Medicare, public option - The Goverment Has a Plan

The government has a plan – a “public plan” to compete with private plans. The public plan will supposedly be more efficient than private plans.

The comparison is worthless. Unlike Medicare, private plans must,

• build private networks;

• negotiate rates;

• combat fraud or fact the consequences of being put out of business.

Medicare doesn’thave to worry about any of these things. The networks are a given. The rates are what Medicare wants them to be. Its record on combating fraud is abysmal. And when it comes to administering its public plan, it will simply contract out that function to private plans as it does now.

And as far as competing, the government now pays its Medicare drug plan recipients 30% below what private plans charges – without assuming any of the marketing and administrative costs. Medicare simply pays the bills and assumes none of the overhead headaches.
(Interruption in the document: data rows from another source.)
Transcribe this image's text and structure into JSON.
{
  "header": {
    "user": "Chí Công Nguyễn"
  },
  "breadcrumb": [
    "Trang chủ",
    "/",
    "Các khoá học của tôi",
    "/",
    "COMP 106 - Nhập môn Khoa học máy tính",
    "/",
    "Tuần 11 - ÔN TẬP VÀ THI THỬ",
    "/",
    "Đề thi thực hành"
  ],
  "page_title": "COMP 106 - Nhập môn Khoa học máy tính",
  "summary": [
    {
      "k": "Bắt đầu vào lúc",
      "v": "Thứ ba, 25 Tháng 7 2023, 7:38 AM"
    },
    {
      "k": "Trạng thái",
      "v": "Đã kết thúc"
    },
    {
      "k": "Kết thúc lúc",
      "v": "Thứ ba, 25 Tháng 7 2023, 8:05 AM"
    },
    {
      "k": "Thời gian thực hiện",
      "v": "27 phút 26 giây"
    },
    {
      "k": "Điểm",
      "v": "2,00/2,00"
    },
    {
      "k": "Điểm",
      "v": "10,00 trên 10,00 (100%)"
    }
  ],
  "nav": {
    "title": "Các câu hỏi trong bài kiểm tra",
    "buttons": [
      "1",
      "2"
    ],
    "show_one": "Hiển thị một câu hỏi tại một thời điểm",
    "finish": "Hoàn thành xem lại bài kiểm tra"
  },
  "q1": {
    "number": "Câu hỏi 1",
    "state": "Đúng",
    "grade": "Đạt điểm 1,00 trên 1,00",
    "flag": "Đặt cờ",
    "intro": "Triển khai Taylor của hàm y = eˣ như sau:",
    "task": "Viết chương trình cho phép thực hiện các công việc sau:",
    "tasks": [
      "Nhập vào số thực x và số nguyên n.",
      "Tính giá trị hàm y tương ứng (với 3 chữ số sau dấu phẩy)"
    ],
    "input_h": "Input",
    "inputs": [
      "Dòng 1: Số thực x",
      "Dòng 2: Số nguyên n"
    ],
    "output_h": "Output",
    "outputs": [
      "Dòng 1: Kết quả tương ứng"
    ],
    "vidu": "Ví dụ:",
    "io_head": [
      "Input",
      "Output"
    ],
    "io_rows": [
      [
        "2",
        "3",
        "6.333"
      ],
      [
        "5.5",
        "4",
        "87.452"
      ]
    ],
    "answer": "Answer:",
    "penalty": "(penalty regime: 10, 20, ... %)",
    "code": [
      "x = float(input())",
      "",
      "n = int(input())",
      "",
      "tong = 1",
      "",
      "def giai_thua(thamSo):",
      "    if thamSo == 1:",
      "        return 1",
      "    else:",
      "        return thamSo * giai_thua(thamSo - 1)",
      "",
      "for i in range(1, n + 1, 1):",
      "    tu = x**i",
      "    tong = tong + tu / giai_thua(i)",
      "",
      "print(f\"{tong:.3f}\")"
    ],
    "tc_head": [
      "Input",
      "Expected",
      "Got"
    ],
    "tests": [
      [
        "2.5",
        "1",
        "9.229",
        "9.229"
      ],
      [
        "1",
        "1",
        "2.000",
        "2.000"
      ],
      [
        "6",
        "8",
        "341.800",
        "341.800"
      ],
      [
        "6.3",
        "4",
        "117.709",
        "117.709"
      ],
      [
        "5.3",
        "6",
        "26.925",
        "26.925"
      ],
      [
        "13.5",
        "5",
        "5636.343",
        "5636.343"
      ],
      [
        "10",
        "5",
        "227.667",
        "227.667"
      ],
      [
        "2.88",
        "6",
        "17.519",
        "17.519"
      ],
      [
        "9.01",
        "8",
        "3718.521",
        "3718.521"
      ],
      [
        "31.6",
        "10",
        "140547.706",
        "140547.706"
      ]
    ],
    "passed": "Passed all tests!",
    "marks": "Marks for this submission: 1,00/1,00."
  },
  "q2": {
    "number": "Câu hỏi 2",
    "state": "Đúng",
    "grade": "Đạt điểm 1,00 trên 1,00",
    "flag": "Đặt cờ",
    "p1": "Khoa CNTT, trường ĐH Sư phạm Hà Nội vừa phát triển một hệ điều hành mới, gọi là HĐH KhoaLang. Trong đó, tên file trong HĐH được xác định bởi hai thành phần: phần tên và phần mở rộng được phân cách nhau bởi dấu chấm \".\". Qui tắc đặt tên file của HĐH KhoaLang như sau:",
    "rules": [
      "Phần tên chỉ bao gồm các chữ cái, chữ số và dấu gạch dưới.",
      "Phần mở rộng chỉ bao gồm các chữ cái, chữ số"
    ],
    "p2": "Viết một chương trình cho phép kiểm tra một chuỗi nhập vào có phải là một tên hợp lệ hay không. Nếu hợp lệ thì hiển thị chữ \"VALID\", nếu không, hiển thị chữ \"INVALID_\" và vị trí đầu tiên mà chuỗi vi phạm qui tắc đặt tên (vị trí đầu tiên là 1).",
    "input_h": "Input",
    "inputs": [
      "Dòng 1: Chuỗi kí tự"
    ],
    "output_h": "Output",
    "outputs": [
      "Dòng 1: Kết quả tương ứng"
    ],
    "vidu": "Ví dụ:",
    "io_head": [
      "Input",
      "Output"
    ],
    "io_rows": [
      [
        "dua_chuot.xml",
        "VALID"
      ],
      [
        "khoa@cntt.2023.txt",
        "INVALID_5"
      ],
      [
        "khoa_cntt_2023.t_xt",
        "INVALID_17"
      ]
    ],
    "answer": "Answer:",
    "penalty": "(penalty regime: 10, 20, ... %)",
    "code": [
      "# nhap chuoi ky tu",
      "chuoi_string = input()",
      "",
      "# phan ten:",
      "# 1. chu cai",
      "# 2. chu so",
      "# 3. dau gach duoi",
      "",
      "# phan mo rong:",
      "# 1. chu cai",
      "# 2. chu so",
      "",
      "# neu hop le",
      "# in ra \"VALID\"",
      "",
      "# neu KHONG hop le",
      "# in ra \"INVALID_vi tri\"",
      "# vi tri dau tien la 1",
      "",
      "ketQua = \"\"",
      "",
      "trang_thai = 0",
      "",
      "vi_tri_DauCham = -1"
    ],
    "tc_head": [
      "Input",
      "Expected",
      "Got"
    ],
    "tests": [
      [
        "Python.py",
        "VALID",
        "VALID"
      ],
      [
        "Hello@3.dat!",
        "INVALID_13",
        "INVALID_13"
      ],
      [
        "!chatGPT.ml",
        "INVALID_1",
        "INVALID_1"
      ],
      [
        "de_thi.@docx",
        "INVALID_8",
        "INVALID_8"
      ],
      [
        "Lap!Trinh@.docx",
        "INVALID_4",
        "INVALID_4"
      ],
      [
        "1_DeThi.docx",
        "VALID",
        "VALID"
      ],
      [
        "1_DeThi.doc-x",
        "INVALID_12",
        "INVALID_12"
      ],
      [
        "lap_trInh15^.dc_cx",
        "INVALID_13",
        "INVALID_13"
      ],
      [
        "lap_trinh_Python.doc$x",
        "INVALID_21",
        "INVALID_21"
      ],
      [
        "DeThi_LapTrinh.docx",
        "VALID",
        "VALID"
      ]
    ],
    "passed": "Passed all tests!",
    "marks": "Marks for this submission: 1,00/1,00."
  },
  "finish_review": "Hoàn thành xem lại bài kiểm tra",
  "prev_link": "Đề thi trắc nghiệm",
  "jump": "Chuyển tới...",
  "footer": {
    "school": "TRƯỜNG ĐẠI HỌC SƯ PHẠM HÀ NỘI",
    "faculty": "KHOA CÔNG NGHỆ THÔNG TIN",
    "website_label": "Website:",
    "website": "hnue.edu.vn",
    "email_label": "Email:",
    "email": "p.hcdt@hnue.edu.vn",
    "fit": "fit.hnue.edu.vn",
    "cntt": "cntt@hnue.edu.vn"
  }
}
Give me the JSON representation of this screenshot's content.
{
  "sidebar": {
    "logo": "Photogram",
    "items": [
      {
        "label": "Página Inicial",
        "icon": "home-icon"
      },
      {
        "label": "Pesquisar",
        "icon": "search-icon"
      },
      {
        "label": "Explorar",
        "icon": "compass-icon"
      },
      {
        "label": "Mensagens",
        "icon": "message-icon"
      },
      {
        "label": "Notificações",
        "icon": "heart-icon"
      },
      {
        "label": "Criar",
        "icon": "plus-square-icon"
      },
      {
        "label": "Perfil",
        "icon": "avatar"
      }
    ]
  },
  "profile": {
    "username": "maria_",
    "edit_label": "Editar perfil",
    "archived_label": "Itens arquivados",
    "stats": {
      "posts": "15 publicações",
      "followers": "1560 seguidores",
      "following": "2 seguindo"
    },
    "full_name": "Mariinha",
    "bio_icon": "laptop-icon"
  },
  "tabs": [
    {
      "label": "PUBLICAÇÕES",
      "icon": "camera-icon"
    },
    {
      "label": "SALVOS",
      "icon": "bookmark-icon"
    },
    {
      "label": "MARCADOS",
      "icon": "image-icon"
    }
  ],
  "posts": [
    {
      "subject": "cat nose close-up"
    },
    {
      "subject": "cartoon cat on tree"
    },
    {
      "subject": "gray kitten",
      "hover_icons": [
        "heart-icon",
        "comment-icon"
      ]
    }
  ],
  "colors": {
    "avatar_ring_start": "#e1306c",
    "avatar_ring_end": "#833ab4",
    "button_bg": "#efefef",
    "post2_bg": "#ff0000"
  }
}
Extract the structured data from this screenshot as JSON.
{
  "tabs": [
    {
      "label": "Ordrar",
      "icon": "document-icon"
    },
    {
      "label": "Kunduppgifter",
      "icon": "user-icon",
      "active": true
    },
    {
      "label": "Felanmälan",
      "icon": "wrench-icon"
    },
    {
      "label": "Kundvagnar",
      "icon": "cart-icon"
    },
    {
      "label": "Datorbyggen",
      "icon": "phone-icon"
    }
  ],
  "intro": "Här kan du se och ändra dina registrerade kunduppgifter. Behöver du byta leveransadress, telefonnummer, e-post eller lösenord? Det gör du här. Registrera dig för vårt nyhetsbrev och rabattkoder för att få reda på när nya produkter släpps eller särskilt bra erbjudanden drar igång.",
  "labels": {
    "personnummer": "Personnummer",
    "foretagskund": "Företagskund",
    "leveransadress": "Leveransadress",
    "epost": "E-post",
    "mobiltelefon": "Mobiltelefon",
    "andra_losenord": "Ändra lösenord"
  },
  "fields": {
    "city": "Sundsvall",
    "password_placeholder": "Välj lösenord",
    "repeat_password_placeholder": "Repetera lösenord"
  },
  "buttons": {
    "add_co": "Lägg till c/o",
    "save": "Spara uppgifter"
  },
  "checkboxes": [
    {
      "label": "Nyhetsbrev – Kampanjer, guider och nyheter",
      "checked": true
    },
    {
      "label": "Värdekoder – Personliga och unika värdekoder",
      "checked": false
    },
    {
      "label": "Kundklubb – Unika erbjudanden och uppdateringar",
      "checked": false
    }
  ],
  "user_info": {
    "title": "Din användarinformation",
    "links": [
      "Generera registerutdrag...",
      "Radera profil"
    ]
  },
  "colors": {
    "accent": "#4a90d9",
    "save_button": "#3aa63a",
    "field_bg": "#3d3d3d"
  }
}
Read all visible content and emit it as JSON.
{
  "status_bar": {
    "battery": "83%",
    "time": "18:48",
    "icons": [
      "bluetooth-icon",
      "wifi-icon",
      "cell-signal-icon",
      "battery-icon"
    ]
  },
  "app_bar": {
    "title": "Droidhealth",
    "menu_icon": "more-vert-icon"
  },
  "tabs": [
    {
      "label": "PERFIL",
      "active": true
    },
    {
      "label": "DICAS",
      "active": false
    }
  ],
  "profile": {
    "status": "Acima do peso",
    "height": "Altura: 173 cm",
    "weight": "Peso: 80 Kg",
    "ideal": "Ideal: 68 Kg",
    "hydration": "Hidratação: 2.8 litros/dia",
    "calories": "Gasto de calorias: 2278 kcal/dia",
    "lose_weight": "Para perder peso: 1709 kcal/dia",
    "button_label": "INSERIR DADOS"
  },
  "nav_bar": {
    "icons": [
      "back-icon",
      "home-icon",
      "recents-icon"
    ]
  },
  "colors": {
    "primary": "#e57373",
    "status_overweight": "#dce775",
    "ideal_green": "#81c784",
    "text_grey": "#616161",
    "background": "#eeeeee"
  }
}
If the public plan were to be open to everyone, hospital net revenues would drop $36 billion and physician net revenues would plunge $33 billion. Presumably, medical care would then be “affordable” but your options would be limited. You could consider those options while waiting in line for care and wondering whether that care is now available or rationed.

When the government "competes," guess who wins. It isn't necessarily you - the patient, doctor, or hospital.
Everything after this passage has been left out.